Management of Rhabdomyolysis in a 78-Year-Old Male with Elevated CK Levels
Immediate aggressive intravenous fluid resuscitation with isotonic saline (0.9% NaCl) at 15-20 mL/kg/hour for the first hour, followed by 4-14 mL/kg/hour, targeting at least 6L daily is the essential first step in managing this patient's rhabdomyolysis to prevent acute kidney injury. 1
Initial Management in the ER
Fluid Resuscitation
- Start with 1-1.5L of isotonic saline (0.9% NaCl) in the first hour
- Continue aggressive fluid resuscitation at 4-14 mL/kg/hour with a target of at least 6L daily for severe rhabdomyolysis (CK >13,000 U/L qualifies as severe) 1
- Place Foley catheter to monitor urine output hourly
- Target urine output of at least 200-300 mL/hour 2
Laboratory Monitoring
- Obtain immediate electrolyte panel with focus on potassium, calcium, phosphorus
- Monitor acid-base status with arterial blood gas
- Check BUN, creatinine every 4-6 hours initially
- Serial CK measurements every 6-12 hours
- Urinalysis to assess for myoglobinuria (dark/tea-colored urine)

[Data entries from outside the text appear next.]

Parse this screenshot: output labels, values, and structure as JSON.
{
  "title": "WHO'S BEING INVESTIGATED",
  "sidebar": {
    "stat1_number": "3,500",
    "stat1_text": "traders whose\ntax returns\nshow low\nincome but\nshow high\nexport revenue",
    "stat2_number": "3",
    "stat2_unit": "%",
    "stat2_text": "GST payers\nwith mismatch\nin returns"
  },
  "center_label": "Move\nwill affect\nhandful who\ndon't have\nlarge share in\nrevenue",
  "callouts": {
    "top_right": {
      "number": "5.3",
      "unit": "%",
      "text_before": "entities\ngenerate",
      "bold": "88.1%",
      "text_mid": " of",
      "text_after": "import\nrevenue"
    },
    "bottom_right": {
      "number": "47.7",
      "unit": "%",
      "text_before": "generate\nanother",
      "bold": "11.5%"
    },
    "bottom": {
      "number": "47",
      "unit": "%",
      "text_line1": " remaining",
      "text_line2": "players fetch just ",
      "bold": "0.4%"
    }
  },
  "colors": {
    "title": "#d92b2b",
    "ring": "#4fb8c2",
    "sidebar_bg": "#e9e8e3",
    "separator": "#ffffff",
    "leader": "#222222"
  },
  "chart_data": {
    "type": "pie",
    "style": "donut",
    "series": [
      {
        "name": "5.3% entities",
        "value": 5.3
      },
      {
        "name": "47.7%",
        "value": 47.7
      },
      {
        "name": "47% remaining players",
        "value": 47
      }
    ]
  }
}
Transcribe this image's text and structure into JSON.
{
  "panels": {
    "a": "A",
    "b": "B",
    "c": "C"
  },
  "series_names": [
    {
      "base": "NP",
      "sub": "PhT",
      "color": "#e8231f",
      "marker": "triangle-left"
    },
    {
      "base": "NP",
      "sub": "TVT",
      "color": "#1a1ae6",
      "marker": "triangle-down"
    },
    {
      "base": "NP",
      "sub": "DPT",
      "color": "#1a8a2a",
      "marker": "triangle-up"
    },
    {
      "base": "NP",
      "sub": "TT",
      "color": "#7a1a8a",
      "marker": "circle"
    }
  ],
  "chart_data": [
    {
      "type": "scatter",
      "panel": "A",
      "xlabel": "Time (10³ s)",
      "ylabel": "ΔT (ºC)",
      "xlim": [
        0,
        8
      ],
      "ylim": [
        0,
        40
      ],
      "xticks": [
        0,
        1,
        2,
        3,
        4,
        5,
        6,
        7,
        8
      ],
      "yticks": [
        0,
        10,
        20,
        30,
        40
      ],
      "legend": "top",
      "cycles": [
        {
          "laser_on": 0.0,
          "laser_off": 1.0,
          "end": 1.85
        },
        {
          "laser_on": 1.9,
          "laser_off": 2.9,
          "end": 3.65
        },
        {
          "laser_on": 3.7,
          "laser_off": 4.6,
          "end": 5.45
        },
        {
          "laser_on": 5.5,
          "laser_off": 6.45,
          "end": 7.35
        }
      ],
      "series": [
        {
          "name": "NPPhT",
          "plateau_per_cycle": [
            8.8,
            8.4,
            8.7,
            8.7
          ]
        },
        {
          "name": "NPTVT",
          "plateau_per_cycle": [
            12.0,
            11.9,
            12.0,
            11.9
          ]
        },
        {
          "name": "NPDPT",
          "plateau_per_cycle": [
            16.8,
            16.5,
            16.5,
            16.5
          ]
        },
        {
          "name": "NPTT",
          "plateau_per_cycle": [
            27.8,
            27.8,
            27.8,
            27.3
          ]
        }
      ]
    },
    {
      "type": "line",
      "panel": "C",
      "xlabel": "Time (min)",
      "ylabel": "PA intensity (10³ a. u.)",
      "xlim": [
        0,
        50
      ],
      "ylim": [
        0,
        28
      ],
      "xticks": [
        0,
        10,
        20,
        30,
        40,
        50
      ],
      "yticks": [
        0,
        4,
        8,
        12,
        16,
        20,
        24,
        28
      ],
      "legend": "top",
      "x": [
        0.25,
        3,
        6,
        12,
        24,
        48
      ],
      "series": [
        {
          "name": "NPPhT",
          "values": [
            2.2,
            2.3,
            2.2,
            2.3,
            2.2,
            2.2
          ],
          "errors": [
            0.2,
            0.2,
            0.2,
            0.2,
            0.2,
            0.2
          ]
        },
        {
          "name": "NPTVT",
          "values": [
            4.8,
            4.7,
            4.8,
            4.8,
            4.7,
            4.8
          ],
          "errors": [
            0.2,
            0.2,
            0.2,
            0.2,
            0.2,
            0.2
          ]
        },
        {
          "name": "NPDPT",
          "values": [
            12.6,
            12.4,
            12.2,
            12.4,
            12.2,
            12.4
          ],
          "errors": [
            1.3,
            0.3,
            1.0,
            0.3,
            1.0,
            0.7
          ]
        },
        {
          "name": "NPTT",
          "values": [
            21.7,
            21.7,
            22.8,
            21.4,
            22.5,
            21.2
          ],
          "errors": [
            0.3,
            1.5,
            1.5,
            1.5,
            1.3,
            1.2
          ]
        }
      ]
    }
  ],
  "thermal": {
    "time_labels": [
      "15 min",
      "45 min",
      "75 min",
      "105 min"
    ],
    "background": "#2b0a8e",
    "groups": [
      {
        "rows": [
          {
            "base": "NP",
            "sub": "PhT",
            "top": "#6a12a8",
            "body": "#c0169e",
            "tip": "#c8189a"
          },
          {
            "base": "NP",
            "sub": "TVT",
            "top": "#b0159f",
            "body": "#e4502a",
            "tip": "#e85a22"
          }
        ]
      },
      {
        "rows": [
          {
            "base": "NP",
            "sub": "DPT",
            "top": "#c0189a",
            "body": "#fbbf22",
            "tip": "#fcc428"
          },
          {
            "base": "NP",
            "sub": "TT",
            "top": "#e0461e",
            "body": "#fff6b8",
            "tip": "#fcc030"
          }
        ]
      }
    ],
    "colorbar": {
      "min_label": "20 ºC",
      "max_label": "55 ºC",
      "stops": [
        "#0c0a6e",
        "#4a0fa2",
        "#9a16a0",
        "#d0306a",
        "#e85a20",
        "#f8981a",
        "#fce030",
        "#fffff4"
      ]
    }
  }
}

- Blood cultures to evaluate for potential infectious source of WBC elevation 1
Electrolyte Management
- Closely monitor and correct hyperkalemia if present
- Do NOT add potassium to IV fluids initially until renal function is assured
- Monitor for hypocalcemia, which may develop as calcium binds to phosphate released from damaged muscle 2
Addressing Concurrent UTI
- Obtain urine culture before starting antibiotics
- Initiate empiric antibiotic therapy based on local resistance patterns for UTI
- Consider broader coverage if sepsis is suspected based on vital signs
Monitoring for Complications
Compartment Syndrome
- Perform frequent neurovascular checks of all extremities
- Assess for the 5 P's: pain, paresthesia, pallor, pulselessness, and paralysis
- Consider compartment pressure measurement if clinical suspicion exists
- Compartment pressure >30 mmHg or differential pressure (diastolic BP - compartment pressure) <30 mmHg suggests compartment syndrome requiring surgical consultation 2
Renal Function
- Monitor for signs of acute kidney injury
- Consider early nephrology consultation given the significantly elevated CK level (>13,000 U/L)
- Be prepared for potential need for renal replacement therapy if the patient develops:
- Refractory hyperkalemia
- Severe metabolic acidosis
- Volume overload unresponsive to diuretics
- Uremic symptoms 2
Additional Considerations
Bicarbonate Administration
- Current evidence does not strongly support routine use of bicarbonate for alkalinization over aggressive fluid resuscitation alone 2
- However, if urine pH remains <6.5 despite adequate hydration, consider adding sodium bicarbonate to IV fluids to alkalinize urine and potentially reduce myoglobin precipitation in renal tubules 1
Mannitol
- Not routinely recommended for all cases of rhabdomyolysis
- May be considered only in patients with very high CK levels (>30,000 U/L) who have adequate urine output and no evidence of heart failure 2
- Should be administered carefully and is contraindicated in patients with oligoanuria 2
Admission Considerations
- Admit to ICU for close monitoring given:
- Advanced age (78 years)
- Significantly elevated CK (13,540 U/L)
- Presence of UTI with elevated WBC count
- History of unwitnessed fall with prolonged down time (12 hours)
Pitfalls to Avoid
- Delaying fluid resuscitation while waiting for complete diagnostic workup
- Underestimating fluid requirements in elderly patients
- Overlooking potential compartment syndrome
- Failing to monitor for and correct electrolyte abnormalities
- Assuming pre-renal azotemia based solely on BUN:Creatinine ratio
- Discontinuing fluids prematurely before significant reduction in CK levels 1
This patient requires immediate aggressive management to prevent progression of rhabdomyolysis to acute kidney injury, which would significantly increase morbidity and mortality in this elderly patient.